Kertesha Riley’s day-to-day routine can vary but her mission remains the same: help students figure out what they wanted to do with their lives. As the STEM Career Consultant in the Center for Career Development, she helps students from engineering, nursing and the sciences look at career options, job and internship search strategies, graduate school planning and transitioning to life after UT. But Riley is looking to take her career in helping students a step further.
“The more time I’ve spent on college campuses, the more passionate I’ve become
about college student mental health,” said Riley. “I really wanted to get a better picture of what mental health looked like on a college campus and be able to do research around that or contribute to the knowledge base.”
Riley soon enrolled in the counselor education Ph.D. program through UT, noting the tuition waiver available to UT employees, and their families.
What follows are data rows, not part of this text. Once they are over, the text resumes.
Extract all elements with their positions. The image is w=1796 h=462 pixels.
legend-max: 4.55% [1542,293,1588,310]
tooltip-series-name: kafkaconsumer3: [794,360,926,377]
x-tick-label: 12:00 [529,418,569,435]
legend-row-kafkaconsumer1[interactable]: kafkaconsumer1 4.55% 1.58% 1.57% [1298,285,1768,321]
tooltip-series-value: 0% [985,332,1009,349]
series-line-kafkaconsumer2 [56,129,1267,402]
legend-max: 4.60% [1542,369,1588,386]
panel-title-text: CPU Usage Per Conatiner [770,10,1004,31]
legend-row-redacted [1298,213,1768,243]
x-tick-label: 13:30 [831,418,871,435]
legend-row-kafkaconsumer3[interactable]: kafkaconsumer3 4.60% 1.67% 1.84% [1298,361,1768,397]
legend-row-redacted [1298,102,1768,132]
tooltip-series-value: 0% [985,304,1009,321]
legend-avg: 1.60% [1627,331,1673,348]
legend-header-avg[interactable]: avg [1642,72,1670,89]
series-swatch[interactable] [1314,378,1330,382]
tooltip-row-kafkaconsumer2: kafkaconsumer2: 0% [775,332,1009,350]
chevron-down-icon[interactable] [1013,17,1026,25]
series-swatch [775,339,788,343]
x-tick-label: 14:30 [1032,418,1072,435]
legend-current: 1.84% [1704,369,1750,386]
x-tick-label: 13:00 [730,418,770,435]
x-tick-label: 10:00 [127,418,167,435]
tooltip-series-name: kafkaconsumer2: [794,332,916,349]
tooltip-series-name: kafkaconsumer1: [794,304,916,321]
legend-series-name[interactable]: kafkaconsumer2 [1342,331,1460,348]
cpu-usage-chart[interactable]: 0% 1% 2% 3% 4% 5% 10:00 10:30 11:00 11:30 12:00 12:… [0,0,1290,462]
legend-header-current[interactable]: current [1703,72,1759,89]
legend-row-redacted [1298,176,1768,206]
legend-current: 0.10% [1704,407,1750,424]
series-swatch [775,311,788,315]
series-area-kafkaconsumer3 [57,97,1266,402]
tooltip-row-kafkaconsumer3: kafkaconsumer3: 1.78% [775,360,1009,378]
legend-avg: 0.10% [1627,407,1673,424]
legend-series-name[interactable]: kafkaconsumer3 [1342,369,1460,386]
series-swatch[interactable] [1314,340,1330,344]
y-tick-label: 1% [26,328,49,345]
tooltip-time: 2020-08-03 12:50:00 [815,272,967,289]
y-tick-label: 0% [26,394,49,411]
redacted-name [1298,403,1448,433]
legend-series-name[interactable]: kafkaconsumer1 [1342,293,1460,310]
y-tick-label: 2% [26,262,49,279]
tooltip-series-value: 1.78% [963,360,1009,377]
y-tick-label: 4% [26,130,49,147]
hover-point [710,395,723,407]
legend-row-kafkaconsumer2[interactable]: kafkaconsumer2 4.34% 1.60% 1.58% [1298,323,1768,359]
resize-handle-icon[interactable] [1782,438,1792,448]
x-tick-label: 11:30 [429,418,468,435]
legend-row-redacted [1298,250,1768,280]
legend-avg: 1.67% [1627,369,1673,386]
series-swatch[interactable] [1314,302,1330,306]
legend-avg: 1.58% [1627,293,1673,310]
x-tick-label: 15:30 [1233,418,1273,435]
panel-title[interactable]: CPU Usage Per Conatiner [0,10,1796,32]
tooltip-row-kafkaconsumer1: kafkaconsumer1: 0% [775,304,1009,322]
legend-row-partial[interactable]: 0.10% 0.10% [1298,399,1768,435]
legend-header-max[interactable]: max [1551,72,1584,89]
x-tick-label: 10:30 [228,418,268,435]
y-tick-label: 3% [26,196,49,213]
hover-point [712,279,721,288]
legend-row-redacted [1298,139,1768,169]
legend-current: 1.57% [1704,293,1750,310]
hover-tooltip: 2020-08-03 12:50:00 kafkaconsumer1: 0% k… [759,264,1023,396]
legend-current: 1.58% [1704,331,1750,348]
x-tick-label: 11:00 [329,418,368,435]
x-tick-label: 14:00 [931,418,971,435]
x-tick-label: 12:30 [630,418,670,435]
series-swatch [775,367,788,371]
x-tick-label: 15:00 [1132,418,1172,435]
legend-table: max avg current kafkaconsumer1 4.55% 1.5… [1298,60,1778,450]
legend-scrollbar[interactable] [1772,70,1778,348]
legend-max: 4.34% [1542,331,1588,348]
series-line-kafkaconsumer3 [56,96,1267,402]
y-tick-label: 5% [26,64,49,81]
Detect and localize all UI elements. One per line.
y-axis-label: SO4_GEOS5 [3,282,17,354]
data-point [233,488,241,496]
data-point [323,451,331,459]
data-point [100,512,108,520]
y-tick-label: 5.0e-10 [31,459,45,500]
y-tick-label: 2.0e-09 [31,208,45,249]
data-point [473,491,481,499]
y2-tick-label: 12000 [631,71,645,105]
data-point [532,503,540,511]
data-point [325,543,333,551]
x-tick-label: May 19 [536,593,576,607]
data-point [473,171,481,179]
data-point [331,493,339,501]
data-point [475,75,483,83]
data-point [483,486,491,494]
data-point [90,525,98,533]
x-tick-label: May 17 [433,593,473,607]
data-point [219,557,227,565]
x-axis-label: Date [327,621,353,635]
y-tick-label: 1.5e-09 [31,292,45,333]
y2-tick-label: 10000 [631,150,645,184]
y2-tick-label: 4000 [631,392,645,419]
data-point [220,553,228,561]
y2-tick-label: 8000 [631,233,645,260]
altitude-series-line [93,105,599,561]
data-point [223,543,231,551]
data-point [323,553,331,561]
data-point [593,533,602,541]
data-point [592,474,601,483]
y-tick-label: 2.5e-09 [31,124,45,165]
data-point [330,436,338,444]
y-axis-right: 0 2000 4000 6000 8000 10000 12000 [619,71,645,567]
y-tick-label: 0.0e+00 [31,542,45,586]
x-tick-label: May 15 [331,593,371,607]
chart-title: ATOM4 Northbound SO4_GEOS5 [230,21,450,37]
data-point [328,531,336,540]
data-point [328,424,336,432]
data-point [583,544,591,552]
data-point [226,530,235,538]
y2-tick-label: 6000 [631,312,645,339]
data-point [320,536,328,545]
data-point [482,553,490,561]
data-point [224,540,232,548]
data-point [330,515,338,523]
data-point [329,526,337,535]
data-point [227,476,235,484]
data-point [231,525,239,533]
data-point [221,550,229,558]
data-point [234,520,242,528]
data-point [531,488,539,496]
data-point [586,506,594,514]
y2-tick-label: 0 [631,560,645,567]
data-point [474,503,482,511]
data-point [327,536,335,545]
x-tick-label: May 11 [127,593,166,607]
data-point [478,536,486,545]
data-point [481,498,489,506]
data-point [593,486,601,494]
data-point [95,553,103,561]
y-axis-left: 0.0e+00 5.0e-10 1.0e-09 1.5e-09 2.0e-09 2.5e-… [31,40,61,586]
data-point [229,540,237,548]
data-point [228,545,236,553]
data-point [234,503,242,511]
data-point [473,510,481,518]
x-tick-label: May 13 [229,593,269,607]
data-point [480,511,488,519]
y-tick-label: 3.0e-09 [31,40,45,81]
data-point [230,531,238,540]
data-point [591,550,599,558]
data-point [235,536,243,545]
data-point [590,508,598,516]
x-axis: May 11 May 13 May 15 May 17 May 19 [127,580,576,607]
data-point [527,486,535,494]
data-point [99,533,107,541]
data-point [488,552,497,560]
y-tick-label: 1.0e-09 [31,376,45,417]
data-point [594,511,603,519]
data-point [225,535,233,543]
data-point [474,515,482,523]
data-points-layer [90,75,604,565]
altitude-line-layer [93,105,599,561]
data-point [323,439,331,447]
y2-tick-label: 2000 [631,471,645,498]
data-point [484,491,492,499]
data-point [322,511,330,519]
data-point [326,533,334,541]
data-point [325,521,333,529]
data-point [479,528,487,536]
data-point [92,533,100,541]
“The educational benefits we get as employees here is amazing. Why not utilize that?” Another benefit for Riley was becoming a member of an organization she’d join while pursuing her master’s degree, Chi Sigma Iota (CSI).
“CSI is the leadership honor society that is within the profession. I was a part of it even as a master’s student. If you’re serious about the profession and you want leadership opportunity, you join CSI. It made sense that when I started the doctoral program that I would continue in the society.”
Through the society, Riley has been able to take on more leadership and will be taking on more in the next few months.
“After hearing about the leadership development program in CSI and wanting more support in developing as a leader within the counseling profession, I decided toapply and was awarded a fellowship that starts next year.”
This fellowship is awarded to ten society members each year to participate in mentoring programs, projects, and working with CSI on an international level.
“I was so nervous to apply because it’s really competitive and a chapter can only nominate two people. I’m glad I had the support of faculty members and the chapter advisor. They really helped encourage me and gave me the confidence to try it. I can’t wait until we officially start, I’m so excited!”
Her advisors weren’t the only ones who were in support of this fellowship. Riley talked about her supervisor, Stephanie Kit, always being in favor of pursuing leadership opportunities.
“Our director Stephanie Kit has always been really supportive anytime any of us want to pursue leadership opportunities in various professional organizations. She will sit and talk us through any concerns we have about getting stretched too thin.”
Kit isn’t the only one who can see the value in taking those chances when they are presented to you.
“You can be a leader on your own terms. I would think about myself, ‘I don’t look like the person who wins awards and I can’t be a leader if I don’t do exactly what they do’ and that’s just not true.”
She encourages her peers to start– that’s her biggest piece of advice. She says to start but you can start small– talk with leaders of organizations they’re interested in or volunteer at a conference.
“I encourage everyone to think about what their strengths are and play into those,” said Riley. “Figure out what you’re interested in and where you want to make an impact and go for it on your own terms.”
In whatever way you feel comfortable pursuing those leadership opportunities, take Riley’s advice, and just start.
In the Inspire Leadership series, we are celebrating the leaders within our Student Life community to spark inspiration.